事実上の交渉による和解、裁判上の和解の場合、弁護士費用は認められませんので注意して下さい。

2.消極損害
 (本来得られるはずであったものが得られなくなったことによる損害)

(1)休業損害

給与所得者の場合、被害者が通院、入院、自宅療養等、事故を原因として、職場を休まざるを得ず、そのためにカットされた、賃金相当の損害です。
なお、有給休暇を使用した場合も休業損害として認められます。
事業所得者の場合、現実の収入減があった場合に認められます。
会社役員の場合、報酬のうち労務提供の対価部分は休業損害として認められます。
家事従事者の場合、裁判の場合、賃金センサスに基づいて計算しますが、事実上の交渉では、1日5,700円(自賠責基準)での解決となるのが一般的です。

(2)逸失利益

事故による後遺症、ないしは、事故で死亡したことにより、被害者が将来的に得られるはずであった収入減少相当損害です。
後遺症の場合には、事故時の年収、症状固定時の年齢、認定された級により、死亡の場合には、事故時の年収、死亡時の年齢、生活費控除率により定まります(具体的な計算方法は「交通事故で仕事ができなくなった場合」のページを見てください。)。

3.慰謝料(精神的な損害)

(1)死亡による慰謝料

死亡の場合、慰謝料は金2,000万円ないし金2,800万円程度となります。

(2)傷害による慰謝料

傷害の場合、怪我の内容、怪我が治るまでに要した日数、入院日数、通院日数等によって金額が決定されます(この計算方法は「交通事故で傷害を負った場合」のページを見てください。)。

(3)後遺症による慰謝料

後遺症が残った場合、後遺症の程度(1級から14級)によって金額が決定されます。
ちなみに、第1級の場合の慰謝料は金2,800万円程度となります。

4.物損

事故により自動車、自転車、洋服、その他の物が破損してしまった場合、修理可能な場合は修理費、全損の場合は時価相当額等が請求できます。要するに物に起因する損害です。
自動車修理中の代車使用料、事故による評価損も、物損に含められます。
なお、損害が物損のみの場合、原則として慰謝料は認められません。

以上の項目を合算した金額が請求額となります。
但し、その他の要素として過失相殺を考慮しなければなりません。被害者側の過失が大きいときは大幅な減額を余儀なくされます。

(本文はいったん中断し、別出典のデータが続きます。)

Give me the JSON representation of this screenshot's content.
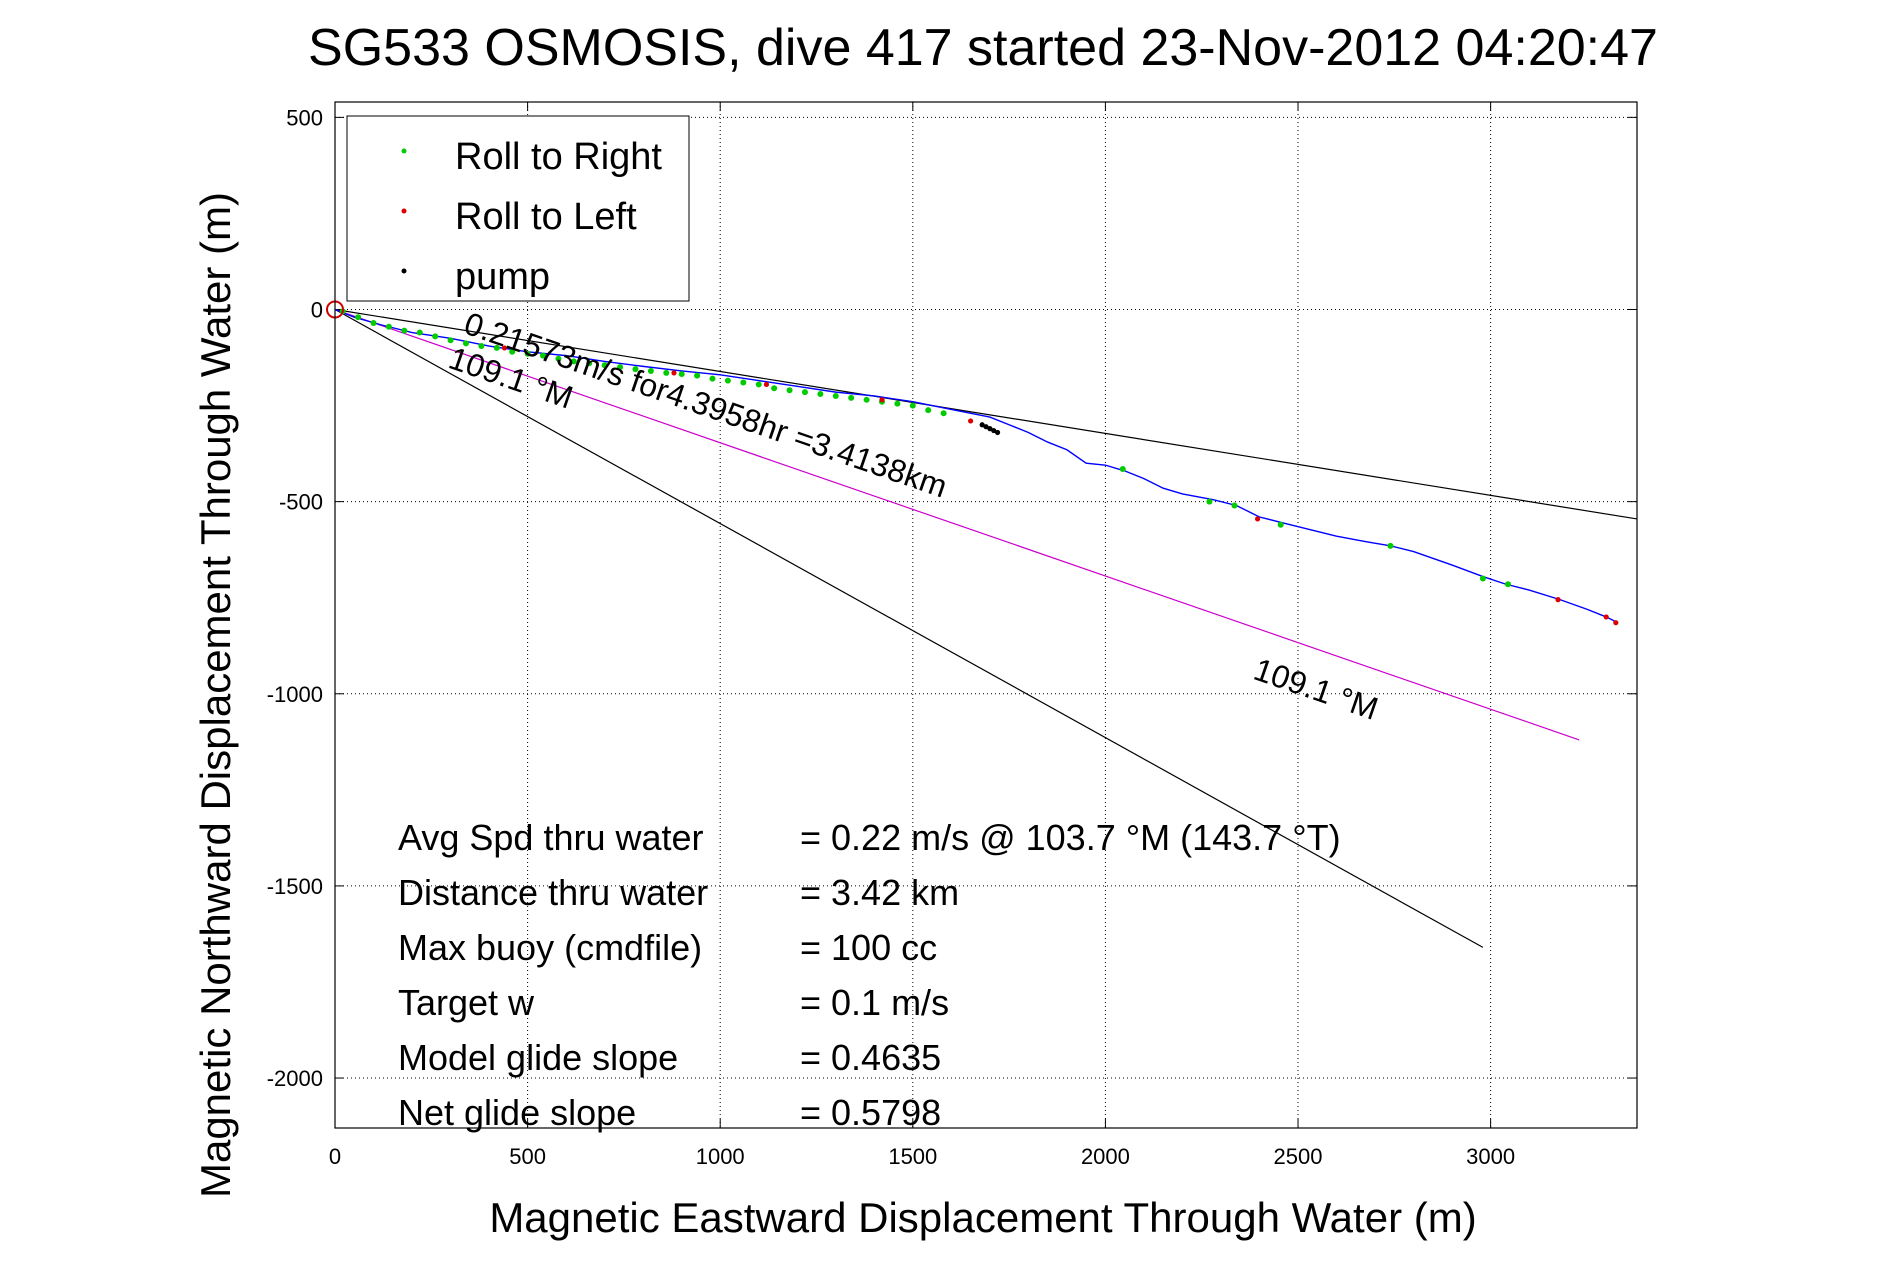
{
  "chart_data": {
    "type": "scatter",
    "title": "SG533 OSMOSIS, dive 417 started 23-Nov-2012 04:20:47",
    "xlabel": "Magnetic Eastward Displacement Through Water (m)",
    "ylabel": "Magnetic Northward Displacement Through Water (m)",
    "xlim": [
      0,
      3380
    ],
    "ylim": [
      -2130,
      540
    ],
    "xticks": [
      0,
      500,
      1000,
      1500,
      2000,
      2500,
      3000
    ],
    "yticks": [
      500,
      0,
      -500,
      -1000,
      -1500,
      -2000
    ],
    "grid": true,
    "legend": {
      "placement": "top-left",
      "entries": [
        {
          "label": "Roll to Right",
          "color": "#00cc00"
        },
        {
          "label": "Roll to Left",
          "color": "#dd0000"
        },
        {
          "label": "pump",
          "color": "#000000"
        }
      ]
    },
    "series": [
      {
        "name": "track",
        "color": "#0000ff",
        "x": [
          0,
          50,
          120,
          200,
          300,
          400,
          500,
          600,
          700,
          800,
          900,
          1000,
          1100,
          1200,
          1300,
          1400,
          1500,
          1600,
          1700,
          1750,
          1800,
          1850,
          1900,
          1950,
          2000,
          2050,
          2100,
          2150,
          2200,
          2280,
          2340,
          2400,
          2460,
          2520,
          2600,
          2680,
          2740,
          2800,
          2900,
          2980,
          3040,
          3100,
          3180,
          3250,
          3300,
          3330
        ],
        "y": [
          0,
          -20,
          -40,
          -60,
          -75,
          -95,
          -110,
          -120,
          -135,
          -148,
          -160,
          -170,
          -185,
          -200,
          -215,
          -225,
          -240,
          -260,
          -280,
          -300,
          -320,
          -345,
          -365,
          -400,
          -405,
          -420,
          -440,
          -465,
          -480,
          -495,
          -510,
          -540,
          -555,
          -570,
          -590,
          -605,
          -615,
          -630,
          -665,
          -695,
          -715,
          -730,
          -755,
          -780,
          -800,
          -815
        ]
      },
      {
        "name": "Roll to Right",
        "color": "#00cc00",
        "x": [
          20,
          60,
          100,
          140,
          180,
          220,
          260,
          300,
          340,
          380,
          420,
          460,
          500,
          540,
          580,
          620,
          660,
          700,
          740,
          780,
          820,
          860,
          900,
          940,
          980,
          1020,
          1060,
          1100,
          1140,
          1180,
          1220,
          1260,
          1300,
          1340,
          1380,
          1420,
          1460,
          1500,
          1540,
          1580,
          2045,
          2270,
          2335,
          2455,
          2740,
          2980,
          3045
        ],
        "y": [
          -5,
          -20,
          -35,
          -45,
          -55,
          -60,
          -70,
          -80,
          -88,
          -95,
          -100,
          -110,
          -115,
          -120,
          -128,
          -135,
          -140,
          -145,
          -150,
          -155,
          -160,
          -165,
          -168,
          -172,
          -180,
          -185,
          -190,
          -195,
          -205,
          -210,
          -215,
          -220,
          -225,
          -230,
          -235,
          -240,
          -245,
          -250,
          -262,
          -270,
          -415,
          -500,
          -510,
          -560,
          -615,
          -700,
          -715
        ]
      },
      {
        "name": "Roll to Left",
        "color": "#dd0000",
        "x": [
          440,
          880,
          1120,
          1420,
          1650,
          2395,
          3175,
          3300,
          3325
        ],
        "y": [
          -100,
          -165,
          -195,
          -235,
          -290,
          -545,
          -755,
          -800,
          -815
        ]
      },
      {
        "name": "pump",
        "color": "#000000",
        "x": [
          1680,
          1690,
          1700,
          1710,
          1720
        ],
        "y": [
          -300,
          -305,
          -310,
          -315,
          -320
        ]
      }
    ],
    "reference_lines": [
      {
        "color": "#000000",
        "x": [
          0,
          3380
        ],
        "y": [
          0,
          -545
        ]
      },
      {
        "color": "#000000",
        "x": [
          0,
          2980
        ],
        "y": [
          0,
          -1660
        ]
      },
      {
        "color": "#cc00cc",
        "x": [
          0,
          3230
        ],
        "y": [
          0,
          -1120
        ]
      }
    ],
    "annotations": [
      {
        "text": "0.21573m/s for4.3958hr =3.4138km",
        "x": 330,
        "y": -60,
        "rotate": 19
      },
      {
        "text": "109.1 °M",
        "x": 290,
        "y": -150,
        "rotate": 19
      },
      {
        "text": "109.1 °M",
        "x": 2380,
        "y": -960,
        "rotate": 19
      }
    ],
    "stats": [
      {
        "label": "Avg Spd thru water",
        "value": "=  0.22 m/s @ 103.7 °M (143.7 °T)"
      },
      {
        "label": "Distance thru water",
        "value": "=  3.42 km"
      },
      {
        "label": "Max buoy (cmdfile)",
        "value": "= 100 cc"
      },
      {
        "label": "Target w",
        "value": "= 0.1 m/s"
      },
      {
        "label": "Model glide slope",
        "value": "= 0.4635"
      },
      {
        "label": "Net glide slope",
        "value": "= 0.5798"
      }
    ]
  }
}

なお、一般的な傾向として、被害者ないしはその関係者が、保険会社と交渉する場合、何かと言いくるめられて、少額での和解をさせられてしまうのが通常です。
特に、事故による被害が大きい場合は費用がかかっても専門家に依頼することをおすすめします(極端な場合、1,000万円単位の差が出ることがあります。)。
弁護士費用の特約がある場合は無条件で専門家への依頼をおすすめします。